Seminar: Co-designing Distributed Systems and Storage Stacks for Improved Reliability

Ramnatthan Alagappan

Postdoctoral Researcher, VMware Research Group

Thursday, February 3, 2022

10:00 AM

Via Zoom

 

Image of Ramnatthan Alagappan

Abstract

Distributed storage systems form the core of modern cloud services. Like many systems software, these systems are built using layering: designers layer distributed protocols (e.g., Paxos, 2PC) upon local storage stacks. Such layering abstracts details about the local storage stack to the layers above, easing development. I will show that such black-box layering, unfortunately, masks vital information, resulting in poor reliability. I will then demonstrate that it is greatly beneficial to expose useful information across layers of a distributed storage system (while hiding unimportant details). In particular, I will show that reliability can be significantly improved by co-designing distributed systems and storage stacks.
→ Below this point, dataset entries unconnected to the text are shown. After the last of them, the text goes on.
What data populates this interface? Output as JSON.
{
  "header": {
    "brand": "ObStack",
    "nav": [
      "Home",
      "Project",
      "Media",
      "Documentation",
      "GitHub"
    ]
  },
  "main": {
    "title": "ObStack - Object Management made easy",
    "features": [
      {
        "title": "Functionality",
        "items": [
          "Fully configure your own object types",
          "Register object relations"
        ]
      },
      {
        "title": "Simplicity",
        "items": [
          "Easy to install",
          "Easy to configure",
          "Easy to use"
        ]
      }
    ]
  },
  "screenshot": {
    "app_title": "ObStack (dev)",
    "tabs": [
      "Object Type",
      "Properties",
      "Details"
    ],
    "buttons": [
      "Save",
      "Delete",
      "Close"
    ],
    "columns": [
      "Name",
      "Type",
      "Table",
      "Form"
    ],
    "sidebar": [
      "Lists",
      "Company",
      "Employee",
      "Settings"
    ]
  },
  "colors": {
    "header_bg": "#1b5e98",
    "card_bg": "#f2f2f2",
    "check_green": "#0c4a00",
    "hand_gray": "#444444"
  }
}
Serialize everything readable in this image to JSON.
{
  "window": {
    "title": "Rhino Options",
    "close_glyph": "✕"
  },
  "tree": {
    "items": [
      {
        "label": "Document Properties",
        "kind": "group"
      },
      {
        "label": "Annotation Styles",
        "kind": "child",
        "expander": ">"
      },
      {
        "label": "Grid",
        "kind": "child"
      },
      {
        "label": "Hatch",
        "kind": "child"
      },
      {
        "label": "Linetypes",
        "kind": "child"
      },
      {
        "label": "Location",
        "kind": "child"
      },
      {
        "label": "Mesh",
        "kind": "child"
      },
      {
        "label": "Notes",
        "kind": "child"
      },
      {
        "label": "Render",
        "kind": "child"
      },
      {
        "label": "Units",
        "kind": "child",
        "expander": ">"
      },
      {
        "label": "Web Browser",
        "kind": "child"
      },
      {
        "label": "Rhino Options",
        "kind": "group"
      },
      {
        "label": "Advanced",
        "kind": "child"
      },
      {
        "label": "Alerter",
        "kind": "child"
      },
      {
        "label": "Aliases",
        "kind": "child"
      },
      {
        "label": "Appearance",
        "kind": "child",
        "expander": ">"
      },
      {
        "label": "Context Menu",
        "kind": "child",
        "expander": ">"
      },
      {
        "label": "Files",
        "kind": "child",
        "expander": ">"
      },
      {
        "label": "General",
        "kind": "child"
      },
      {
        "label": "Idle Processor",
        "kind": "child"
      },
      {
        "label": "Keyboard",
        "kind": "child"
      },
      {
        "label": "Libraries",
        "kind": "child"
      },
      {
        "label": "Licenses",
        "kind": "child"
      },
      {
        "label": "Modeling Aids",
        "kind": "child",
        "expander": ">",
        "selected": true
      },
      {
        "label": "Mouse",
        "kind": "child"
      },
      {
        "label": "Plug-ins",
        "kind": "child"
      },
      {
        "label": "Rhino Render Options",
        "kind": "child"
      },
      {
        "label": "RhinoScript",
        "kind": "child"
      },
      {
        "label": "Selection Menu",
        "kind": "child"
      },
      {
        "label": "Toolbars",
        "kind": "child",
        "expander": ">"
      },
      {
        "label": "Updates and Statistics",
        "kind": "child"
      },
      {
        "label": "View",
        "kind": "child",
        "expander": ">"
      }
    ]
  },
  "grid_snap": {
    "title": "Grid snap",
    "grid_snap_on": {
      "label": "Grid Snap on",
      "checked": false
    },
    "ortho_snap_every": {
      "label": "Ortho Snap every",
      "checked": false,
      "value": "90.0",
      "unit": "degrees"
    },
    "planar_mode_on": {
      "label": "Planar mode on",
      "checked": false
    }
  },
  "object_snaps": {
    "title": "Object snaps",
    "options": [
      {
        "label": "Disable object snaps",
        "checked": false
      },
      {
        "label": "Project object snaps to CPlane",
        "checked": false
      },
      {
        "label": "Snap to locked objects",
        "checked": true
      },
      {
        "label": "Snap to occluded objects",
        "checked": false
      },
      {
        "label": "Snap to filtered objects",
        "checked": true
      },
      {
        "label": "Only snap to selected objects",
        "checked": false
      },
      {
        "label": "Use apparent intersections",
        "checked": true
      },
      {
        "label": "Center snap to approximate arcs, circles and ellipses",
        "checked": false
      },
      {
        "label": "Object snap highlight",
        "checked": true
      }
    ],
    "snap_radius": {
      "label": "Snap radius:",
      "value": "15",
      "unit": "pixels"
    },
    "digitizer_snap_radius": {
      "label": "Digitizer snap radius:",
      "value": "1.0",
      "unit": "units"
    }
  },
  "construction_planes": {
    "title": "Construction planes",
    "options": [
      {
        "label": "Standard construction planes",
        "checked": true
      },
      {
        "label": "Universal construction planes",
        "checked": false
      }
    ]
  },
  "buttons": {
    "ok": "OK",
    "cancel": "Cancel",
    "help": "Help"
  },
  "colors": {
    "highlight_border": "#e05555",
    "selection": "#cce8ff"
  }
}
In the first half of the talk, I will show how local problems in the storage layer can lead to data loss, corruption, and unavailability in widely used distributed storage systems. I then present CTRL, a new approach that co-designs the storage stack and the distributed layers to cooperate with each other to perform correct recovery. I implement CTRL in two practical systems and show that CTRL incurs negligible performance overhead while significantly improving resiliency to storage faults.

Biography

Ram Alagappan is a postdoctoral researcher at the VMware Research Group. He earned his Ph.D., working with Professors Andrea Arpaci-Dusseau and Remzi Arpaci-Dusseau at the University of Wisconsin - Madison. His work has been published at top systems venues, invited to journals, and has won three best paper awards (FAST 17, 18, and 20). His dissertation also won an honorable mention for the UW CS Best Dissertation. His open-source frameworks have had a practical impact: these tools have exposed more than 80 severe vulnerabilities across 20 widely used systems. Ideas from his work on CTRL have been adopted by a financial database to make it resilient to storage faults.